Lawrence Livermore National Laboratory has deployed another high-performance computing cluster to perform functions for the National Nuclear Security Administration and support the laboratory’s COVID-19 research.
Nicknamed “Ruby,” the liquid cooled HPC, with more than 1,500 nodes, is expected to rank among the 100 most powerful supercomputers in the world when an updated list is announced this week.
Ruby will be used for unclassified work related to computer reliability testing and maintenance of the nation’s nuclear weapons stockpile, and the search for therapeutic drugs and designer antibodies against the virus that causes COVID-19.
“Ruby provides a substantial computing resource in our open collaboration zone, which has experienced a heavy increase in demand due to an uptick in telecommuting and a growth in external collaborations,” said Chris Clouse, acting program director for LLNL’s Advanced Simulation and Computing program. “A resource like Ruby provides a venue for leveraging expertise and tools in the open community for areas that are important to our programmatic missions.”
COVID-19 researchers have already begun using Ruby for the immense calculations needed for discovering small molecules capable of binding to protein sites in the structure of the coronavirus.
“Ruby is excellent for running the molecular docking calculations,” said LLNL Biochemical and Biophysical Systems Group Leader Felice Lightstone, who heads the
COVID-19 small molecule work. “Our early access on Ruby is allowing us to screen about 130 million compounds per day when using the entire machine.

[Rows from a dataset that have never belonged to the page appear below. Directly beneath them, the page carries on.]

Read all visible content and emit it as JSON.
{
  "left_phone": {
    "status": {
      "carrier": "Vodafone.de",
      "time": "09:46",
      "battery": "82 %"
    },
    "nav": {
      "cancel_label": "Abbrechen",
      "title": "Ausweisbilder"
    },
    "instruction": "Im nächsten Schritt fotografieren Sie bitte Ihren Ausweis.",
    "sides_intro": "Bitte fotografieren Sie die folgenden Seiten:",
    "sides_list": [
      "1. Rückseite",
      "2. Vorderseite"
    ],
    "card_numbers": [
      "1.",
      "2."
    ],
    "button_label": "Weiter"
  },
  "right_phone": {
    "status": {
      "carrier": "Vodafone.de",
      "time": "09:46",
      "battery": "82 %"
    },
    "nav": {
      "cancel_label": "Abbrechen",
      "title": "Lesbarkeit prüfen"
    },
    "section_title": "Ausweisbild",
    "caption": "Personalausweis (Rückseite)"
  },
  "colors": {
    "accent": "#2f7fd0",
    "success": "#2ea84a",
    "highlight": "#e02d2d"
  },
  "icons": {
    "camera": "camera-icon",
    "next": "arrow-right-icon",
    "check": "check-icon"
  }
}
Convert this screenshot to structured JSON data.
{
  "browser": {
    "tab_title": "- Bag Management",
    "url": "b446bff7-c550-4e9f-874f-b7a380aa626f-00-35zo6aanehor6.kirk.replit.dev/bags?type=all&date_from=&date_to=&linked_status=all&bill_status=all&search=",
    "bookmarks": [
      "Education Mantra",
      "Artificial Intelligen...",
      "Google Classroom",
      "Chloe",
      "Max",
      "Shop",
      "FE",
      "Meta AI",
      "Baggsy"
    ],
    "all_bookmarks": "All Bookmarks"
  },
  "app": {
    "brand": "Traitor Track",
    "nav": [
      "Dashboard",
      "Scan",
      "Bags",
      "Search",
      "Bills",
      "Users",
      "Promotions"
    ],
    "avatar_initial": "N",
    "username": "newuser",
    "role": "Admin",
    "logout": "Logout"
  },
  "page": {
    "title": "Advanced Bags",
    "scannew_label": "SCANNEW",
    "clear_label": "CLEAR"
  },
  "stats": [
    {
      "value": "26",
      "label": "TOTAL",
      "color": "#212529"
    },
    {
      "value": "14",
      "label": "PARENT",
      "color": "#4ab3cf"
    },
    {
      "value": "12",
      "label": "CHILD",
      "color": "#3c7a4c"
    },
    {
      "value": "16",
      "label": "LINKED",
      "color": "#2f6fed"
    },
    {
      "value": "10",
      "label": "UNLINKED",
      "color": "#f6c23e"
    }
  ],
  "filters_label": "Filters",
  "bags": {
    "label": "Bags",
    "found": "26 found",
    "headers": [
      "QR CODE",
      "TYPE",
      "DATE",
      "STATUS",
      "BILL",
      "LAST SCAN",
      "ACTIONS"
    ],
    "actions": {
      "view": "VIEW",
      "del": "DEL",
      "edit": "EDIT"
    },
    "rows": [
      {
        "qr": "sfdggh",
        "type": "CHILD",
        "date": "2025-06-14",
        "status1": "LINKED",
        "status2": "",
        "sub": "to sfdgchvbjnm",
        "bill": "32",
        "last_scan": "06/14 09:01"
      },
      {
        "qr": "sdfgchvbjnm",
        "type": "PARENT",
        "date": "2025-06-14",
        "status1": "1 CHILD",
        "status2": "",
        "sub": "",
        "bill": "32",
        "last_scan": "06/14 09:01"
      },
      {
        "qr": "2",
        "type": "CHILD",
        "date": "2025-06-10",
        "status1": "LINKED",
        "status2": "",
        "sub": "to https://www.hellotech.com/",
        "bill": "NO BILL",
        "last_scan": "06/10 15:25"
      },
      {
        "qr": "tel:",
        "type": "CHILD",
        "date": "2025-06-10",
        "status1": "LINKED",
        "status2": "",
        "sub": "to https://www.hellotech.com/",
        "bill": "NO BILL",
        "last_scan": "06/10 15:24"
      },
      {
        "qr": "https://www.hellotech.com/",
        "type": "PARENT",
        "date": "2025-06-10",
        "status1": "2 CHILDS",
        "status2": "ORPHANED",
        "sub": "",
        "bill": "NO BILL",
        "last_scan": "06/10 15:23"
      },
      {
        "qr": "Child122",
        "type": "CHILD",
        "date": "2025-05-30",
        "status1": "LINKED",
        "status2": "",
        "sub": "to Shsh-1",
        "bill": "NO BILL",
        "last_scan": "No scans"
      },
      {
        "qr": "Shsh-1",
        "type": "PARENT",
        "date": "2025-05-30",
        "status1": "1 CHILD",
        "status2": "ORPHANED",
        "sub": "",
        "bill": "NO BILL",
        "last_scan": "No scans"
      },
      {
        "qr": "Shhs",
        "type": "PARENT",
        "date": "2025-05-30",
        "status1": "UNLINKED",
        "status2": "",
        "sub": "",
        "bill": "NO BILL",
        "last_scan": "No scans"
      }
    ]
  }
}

As our COVID-19 therapeutic effort moves toward optimizing compounds we have identified as promising, Ruby allows us to maximize the throughput of our new designs.”
Other early applications include large-scale simulating of plasma dynamics and neutron production at and simulations for inertial confinement fusion (ICF) research. LLNL said additional work will be done on asteroid detection, moon formation, and high-fidelity fission.
LLNL is partnering with Intel, Supermicro and Cornelis Networks.
“The Ruby supercomputer is a great example of how the tech industry comes together to solve some of science’s largest challenges,” said Trish Damkroger, vice president and general manager of the high-performance computing organization at Intel. “Working closely with LLNL, Supermicro and Cornelis Networks has allowed us to deploy Ruby, which will make significant contributions in the area of COVID-19 research.”